POACEAE Tribe ARUNDINELLEAE
Annual or perennial herbs. Leaf-blades linear or sometimes linear-lanceolate, usually flat; ligule very short, membranous to ciliate. Inflorescence a panicle, often large, the spikelets often associated in clusters of 3. Spikelets lanceolate, all alike, 2-flowered, the lower floret male or barren, the upper bisexual with an obtuse to pungent callus at the base, the rhachilla disarticulating between the florets or beneath each floret; glumes persistent, usually unequal the upper exceeding the florets, membranous to coriaceous, often brown and beset with tubercle-based hairs; lower lemma similar to the glumes, 3-7-nerved, accompanied by a narrow palea; upper lemma ± terete, smaller than the lower, firm in texture, 5-11-nerved, sometimes decorated with tufts of hair, 2-toothed at the tip, the teeth sometimes produced into bristles, awned from the sinus; awn geniculate with a twisted column, usually deciduous above the base and usually flattened in cross-section; palea-keels often winged; lodicules 2, cuneate; stamens 2-3; stigmas 2. Grain with large embryo and linear or punctiform hilum; starch grains compound. Chromosomes small, basic number mostly 10 or 12.

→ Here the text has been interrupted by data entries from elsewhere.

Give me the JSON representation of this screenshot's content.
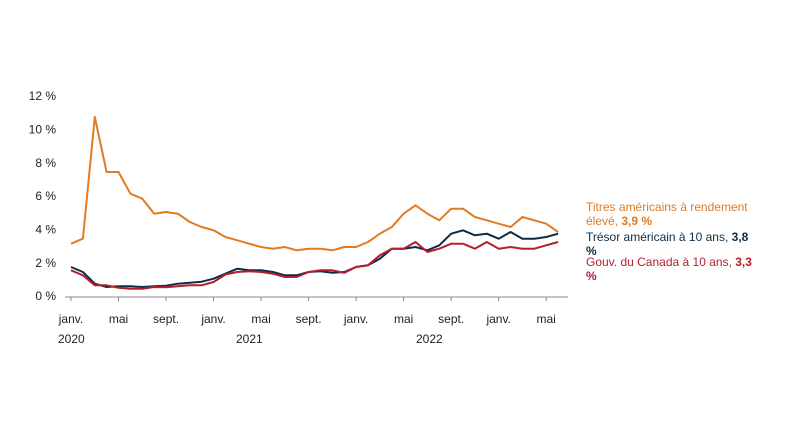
{
  "chart_data": {
    "type": "line",
    "categories": [
      "janv.",
      null,
      null,
      null,
      "mai",
      null,
      null,
      null,
      "sept.",
      null,
      null,
      null,
      "janv.",
      null,
      null,
      null,
      "mai",
      null,
      null,
      null,
      "sept.",
      null,
      null,
      null,
      "janv.",
      null,
      null,
      null,
      "mai",
      null,
      null,
      null,
      "sept.",
      null,
      null,
      null,
      "janv.",
      null,
      null,
      null,
      "mai",
      null
    ],
    "year_labels": [
      "2020",
      "2021",
      "2022"
    ],
    "ylim": [
      0,
      12
    ],
    "yticks": [
      {
        "value": 0,
        "label": "0 %"
      },
      {
        "value": 2,
        "label": "2 %"
      },
      {
        "value": 4,
        "label": "4 %"
      },
      {
        "value": 6,
        "label": "6 %"
      },
      {
        "value": 8,
        "label": "8 %"
      },
      {
        "value": 10,
        "label": "10 %"
      },
      {
        "value": 12,
        "label": "12 %"
      }
    ],
    "grid": false,
    "series": [
      {
        "name": "Titres américains à rendement élevé,",
        "end_label": "3,9 %",
        "color": "#e07b24",
        "values": [
          3.2,
          3.5,
          10.8,
          7.5,
          7.5,
          6.2,
          5.9,
          5.0,
          5.1,
          5.0,
          4.5,
          4.2,
          4.0,
          3.6,
          3.4,
          3.2,
          3.0,
          2.9,
          3.0,
          2.8,
          2.9,
          2.9,
          2.8,
          3.0,
          3.0,
          3.3,
          3.8,
          4.2,
          5.0,
          5.5,
          5.0,
          4.6,
          5.3,
          5.3,
          4.8,
          4.6,
          4.4,
          4.2,
          4.8,
          4.6,
          4.4,
          3.9
        ]
      },
      {
        "name": "Trésor américain à 10 ans,",
        "end_label": "3,8 %",
        "color": "#0d2c45",
        "values": [
          1.8,
          1.5,
          0.8,
          0.6,
          0.65,
          0.65,
          0.6,
          0.65,
          0.68,
          0.8,
          0.85,
          0.92,
          1.1,
          1.4,
          1.7,
          1.6,
          1.6,
          1.5,
          1.3,
          1.3,
          1.5,
          1.55,
          1.45,
          1.5,
          1.8,
          1.9,
          2.3,
          2.9,
          2.9,
          3.0,
          2.8,
          3.1,
          3.8,
          4.0,
          3.7,
          3.8,
          3.5,
          3.9,
          3.5,
          3.5,
          3.6,
          3.8
        ]
      },
      {
        "name": "Gouv. du Canada à 10 ans,",
        "end_label": "3,3 %",
        "color": "#b0202e",
        "values": [
          1.6,
          1.3,
          0.7,
          0.7,
          0.55,
          0.5,
          0.5,
          0.6,
          0.58,
          0.65,
          0.7,
          0.7,
          0.9,
          1.35,
          1.5,
          1.55,
          1.5,
          1.4,
          1.2,
          1.2,
          1.5,
          1.6,
          1.6,
          1.45,
          1.8,
          1.9,
          2.5,
          2.9,
          2.9,
          3.3,
          2.7,
          2.9,
          3.2,
          3.2,
          2.9,
          3.3,
          2.9,
          3.0,
          2.9,
          2.9,
          3.1,
          3.3
        ]
      }
    ]
  }
}
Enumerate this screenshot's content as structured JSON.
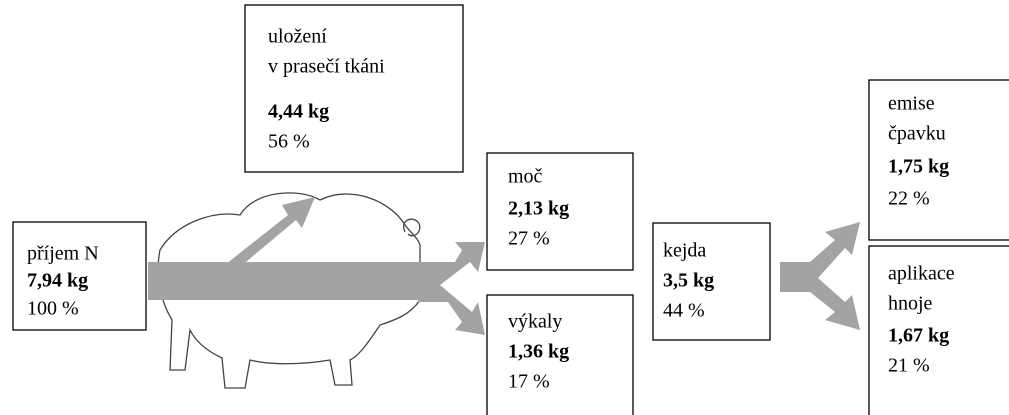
{
  "nodes": [
    {
      "lines": [
        "příjem N"
      ],
      "amount": "7,94 kg",
      "share": "100 %"
    },
    {
      "lines": [
        "uložení",
        "v prasečí tkáni"
      ],
      "amount": "4,44 kg",
      "share": "56 %"
    },
    {
      "lines": [
        "moč"
      ],
      "amount": "2,13 kg",
      "share": "27 %"
    },
    {
      "lines": [
        "výkaly"
      ],
      "amount": "1,36 kg",
      "share": "17 %"
    },
    {
      "lines": [
        "kejda"
      ],
      "amount": "3,5 kg",
      "share": "44 %"
    },
    {
      "lines": [
        "emise",
        "čpavku"
      ],
      "amount": "1,75 kg",
      "share": "22 %"
    },
    {
      "lines": [
        "aplikace",
        "hnoje"
      ],
      "amount": "1,67 kg",
      "share": "21 %"
    }
  ]
}
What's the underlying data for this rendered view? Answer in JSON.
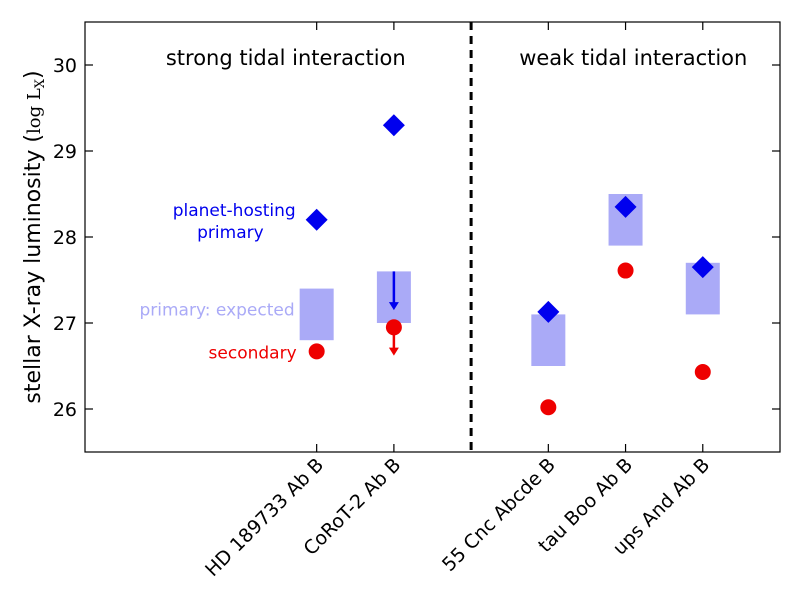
{
  "chart_data": {
    "type": "scatter",
    "ylabel_prefix": "stellar X-ray luminosity (",
    "ylabel_math": "log L",
    "ylabel_sub": "X",
    "ylabel_suffix": ")",
    "ylim": [
      25.5,
      30.5
    ],
    "yticks": [
      26,
      27,
      28,
      29,
      30
    ],
    "ytick_labels": [
      "26",
      "27",
      "28",
      "29",
      "30"
    ],
    "categories": [
      "HD 189733 Ab B",
      "CoRoT-2 Ab B",
      "55 Cnc Abcde B",
      "tau Boo Ab B",
      "ups And Ab B"
    ],
    "category_x": [
      3,
      4,
      6,
      7,
      8
    ],
    "xlim": [
      0,
      9
    ],
    "divider_x": 5,
    "region_labels": [
      "strong tidal interaction",
      "weak tidal interaction"
    ],
    "region_label_x": [
      2.6,
      7.1
    ],
    "series": [
      {
        "name": "planet-hosting primary",
        "marker": "diamond",
        "color": "#0000ee",
        "values": [
          28.2,
          29.3,
          27.13,
          28.35,
          27.65
        ]
      },
      {
        "name": "secondary",
        "marker": "circle",
        "color": "#ee0000",
        "values": [
          26.67,
          26.95,
          26.02,
          27.61,
          26.43
        ]
      }
    ],
    "expected_ranges": {
      "name": "primary: expected",
      "color": "#aaaaf7",
      "ranges": [
        [
          26.8,
          27.4
        ],
        [
          27.0,
          27.6
        ],
        [
          26.5,
          27.1
        ],
        [
          27.9,
          28.5
        ],
        [
          27.1,
          27.7
        ]
      ]
    },
    "upper_limits": [
      {
        "category": 1,
        "series": "primary",
        "from": 27.6,
        "to": 27.15
      },
      {
        "category": 1,
        "series": "secondary",
        "from": 26.95,
        "to": 26.62
      }
    ],
    "legend_text": {
      "primary_line1": "planet-hosting",
      "primary_line2": "primary",
      "expected": "primary: expected",
      "secondary": "secondary"
    },
    "colors": {
      "primary": "#0000ee",
      "secondary": "#ee0000",
      "expected": "#aaaaf7",
      "axis": "#000000"
    }
  }
}
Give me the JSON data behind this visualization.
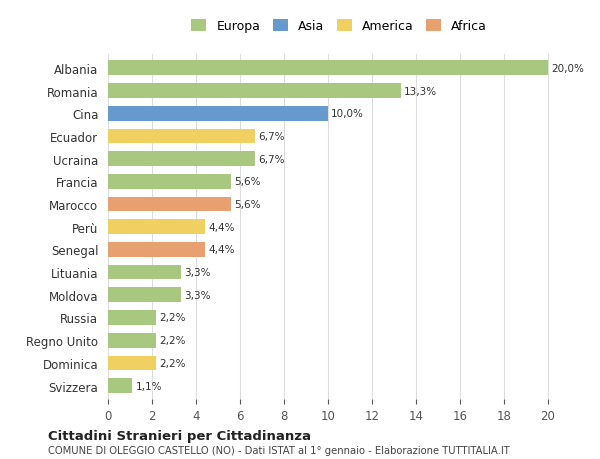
{
  "countries": [
    "Albania",
    "Romania",
    "Cina",
    "Ecuador",
    "Ucraina",
    "Francia",
    "Marocco",
    "Perù",
    "Senegal",
    "Lituania",
    "Moldova",
    "Russia",
    "Regno Unito",
    "Dominica",
    "Svizzera"
  ],
  "values": [
    20.0,
    13.3,
    10.0,
    6.7,
    6.7,
    5.6,
    5.6,
    4.4,
    4.4,
    3.3,
    3.3,
    2.2,
    2.2,
    2.2,
    1.1
  ],
  "labels": [
    "20,0%",
    "13,3%",
    "10,0%",
    "6,7%",
    "6,7%",
    "5,6%",
    "5,6%",
    "4,4%",
    "4,4%",
    "3,3%",
    "3,3%",
    "2,2%",
    "2,2%",
    "2,2%",
    "1,1%"
  ],
  "continents": [
    "Europa",
    "Europa",
    "Asia",
    "America",
    "Europa",
    "Europa",
    "Africa",
    "America",
    "Africa",
    "Europa",
    "Europa",
    "Europa",
    "Europa",
    "America",
    "Europa"
  ],
  "continent_colors": {
    "Europa": "#a8c880",
    "Asia": "#6699cc",
    "America": "#f0d060",
    "Africa": "#e8a070"
  },
  "legend_order": [
    "Europa",
    "Asia",
    "America",
    "Africa"
  ],
  "title": "Cittadini Stranieri per Cittadinanza",
  "subtitle": "COMUNE DI OLEGGIO CASTELLO (NO) - Dati ISTAT al 1° gennaio - Elaborazione TUTTITALIA.IT",
  "xlim": [
    0,
    21
  ],
  "xticks": [
    0,
    2,
    4,
    6,
    8,
    10,
    12,
    14,
    16,
    18,
    20
  ],
  "background_color": "#ffffff",
  "grid_color": "#dddddd",
  "bar_height": 0.65
}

Genera ± 9; tropics, often favouring infertile soils; 2 genera in Pakistan, each with a single species.
The tribe is allied to Paniceae, as is suggested by the sexual dimorphism of the two florets, as well as by the leaf-anatomy. However, there are anatomical features which also suggest a relationship with Arundineae. The tribe can usually be recognised readily enough by the lanceolate spikelets with their papery brown glumes often beset with tubercle-based hairs.
Inter-relationships among the species of Arundinelleae are extremely complicated, and there are few clear disjunctions between them. As a result there is much disagreement over generic limits, some authors favouring few genera of broadly recognisable facies, others preferring small closely defined genera which are necessarily much more numerous.
The callus of the upper floret is an important character. If the awn of a mature spikelet is gently pulled, the floret may be drawn out and the callus at its base examined. The spikelets complete their growth after the panicle has been exserted from the uppermost sheath, and juvenile specimens with undeveloped awns often puzzle the unwary.